Foodbank short of key supplies

Salvation Army Community Ministries manager David McKenzie and Foodbank co-ordinator Gail Geels are looking for community support to top up stocks. Photo: Brenda Harwood
Salvation Army Community Ministries manager David McKenzie and Foodbank co-ordinator Gail Geels are looking for community support to top up stocks. Photo: Brenda Harwood

Constant high demand from people in need has left the Salvation Army Foodbank scrambling to cover some basic food staples.

Salvation Army community ministries manager David McKenzie said the food gathered during the giant community can collection in December and other donations had been a great help.

‘‘Now some key items have run out, so we are having to buy them in,’’ he said.

Among these were cans of spaghetti, soups, canned vegetables, chick peas and kidney beans.

Toiletries such as toothpaste, toothbrushes, cakes of soap, shampoo and conditioner would also be welcome.

Foodbank co-ordinator Gail Geels is putting extra effort into working with people who come into the Salvation Army needing food, to look into other areas where they may need help.

‘‘The food is the most important need, but we are also finding people who are receiving inappropriate benefits are missing out on allowances. Or [those] who have issues with documentation and filling out forms,’’ Mrs Geels said.

‘‘So, during the process of providing people with food parcels, we are able to stop and look a little more closely at what can be done to help them,’’ she said.

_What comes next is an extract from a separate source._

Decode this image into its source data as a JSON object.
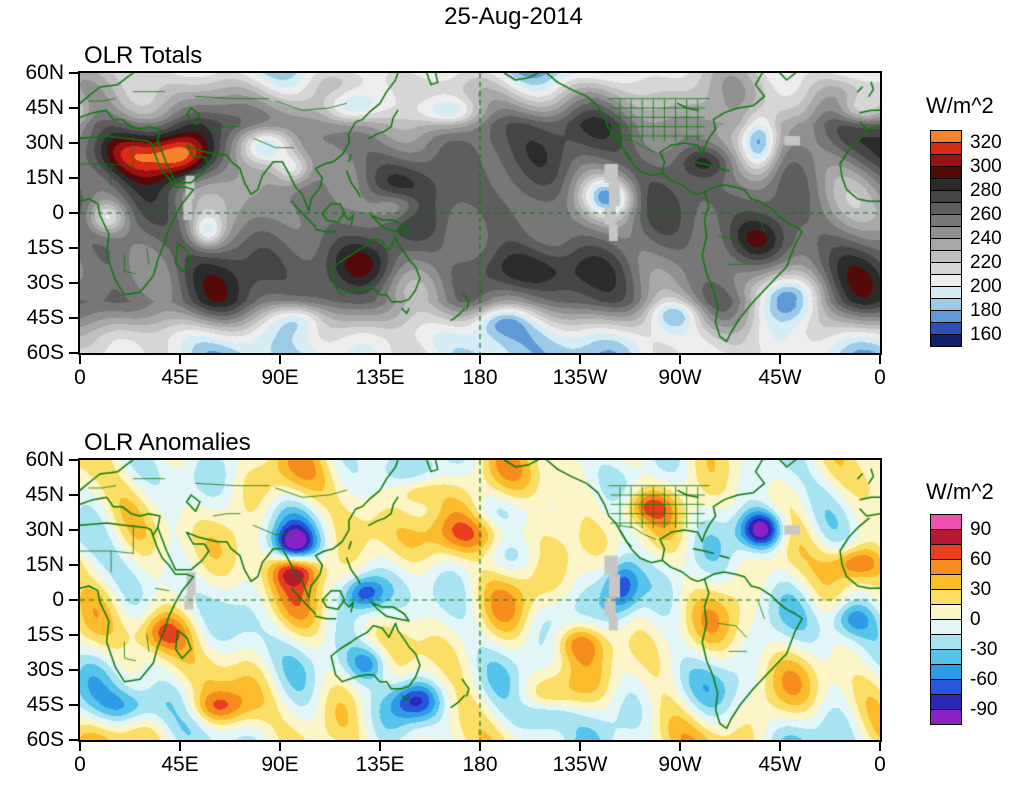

Mr McKenzie said the Government’s extra winter energy payment for people on benefits, and increased family tax credit entitlements, was unfortunately being counteracted by the increased price of housing.

‘‘Housing is becoming an issue of major concern for many people,’’ he said.

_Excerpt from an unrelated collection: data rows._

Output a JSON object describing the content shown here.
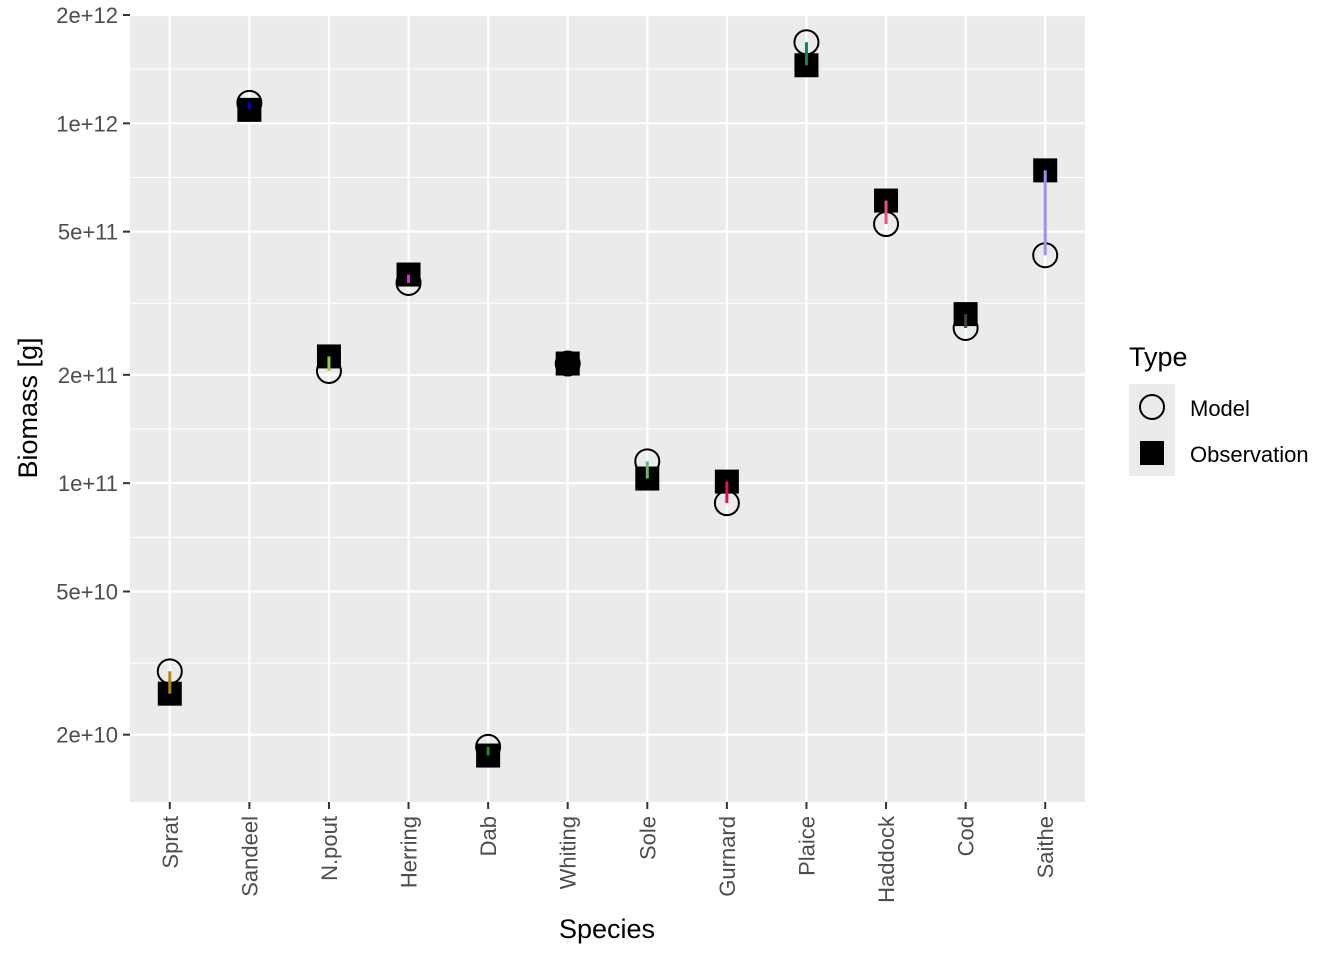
{
  "chart_data": {
    "type": "scatter",
    "xlabel": "Species",
    "ylabel": "Biomass [g]",
    "y_scale": "log10",
    "ylim": [
      13000000000,
      2000000000000
    ],
    "y_ticks": [
      {
        "value": 20000000000,
        "label": "2e+10"
      },
      {
        "value": 50000000000,
        "label": "5e+10"
      },
      {
        "value": 100000000000,
        "label": "1e+11"
      },
      {
        "value": 200000000000,
        "label": "2e+11"
      },
      {
        "value": 500000000000,
        "label": "5e+11"
      },
      {
        "value": 1000000000000,
        "label": "1e+12"
      },
      {
        "value": 2000000000000,
        "label": "2e+12"
      }
    ],
    "grid": true,
    "categories": [
      "Sprat",
      "Sandeel",
      "N.pout",
      "Herring",
      "Dab",
      "Whiting",
      "Sole",
      "Gurnard",
      "Plaice",
      "Haddock",
      "Cod",
      "Saithe"
    ],
    "series": [
      {
        "name": "Model",
        "marker": "open-circle",
        "values": [
          30000000000,
          1140000000000,
          205000000000,
          360000000000,
          18500000000,
          215000000000,
          115000000000,
          88000000000,
          1680000000000,
          525000000000,
          270000000000,
          430000000000
        ]
      },
      {
        "name": "Observation",
        "marker": "filled-square",
        "values": [
          26000000000,
          1090000000000,
          225000000000,
          380000000000,
          17500000000,
          215000000000,
          103000000000,
          101000000000,
          1450000000000,
          610000000000,
          295000000000,
          740000000000
        ]
      }
    ],
    "segment_colors": [
      "#B8860B",
      "#0000CD",
      "#9ACD32",
      "#CC33CC",
      "#2E7D32",
      "#000000",
      "#66BB6A",
      "#E0115F",
      "#1B7F5C",
      "#E75480",
      "#2F4F2F",
      "#9F8FEF"
    ],
    "legend": {
      "title": "Type",
      "position": "right",
      "items": [
        {
          "label": "Model",
          "marker": "open-circle"
        },
        {
          "label": "Observation",
          "marker": "filled-square"
        }
      ]
    },
    "colors": {
      "panel_bg": "#EBEBEB",
      "grid": "#FFFFFF",
      "axis_text": "#4D4D4D",
      "title_text": "#000000"
    }
  }
}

The Salvation Army Foodbank received about 60 referrals each week for food parcels, for people who were not only beneficiaries, but also working people on low incomes and seasonal contractors.

The organisation worked closely with other Dunedin social sector groups which were all seeing people in similar difficult circumstances, he said.

The Watties Cans for Good programme will begin next month.

The programme, from August 13-24, invites kindergartens and schools nationwide to collect cans for Salvation Army foodbanks in order to restock shelves.

The goal this year is to collectively contribute more than 110,000 cans.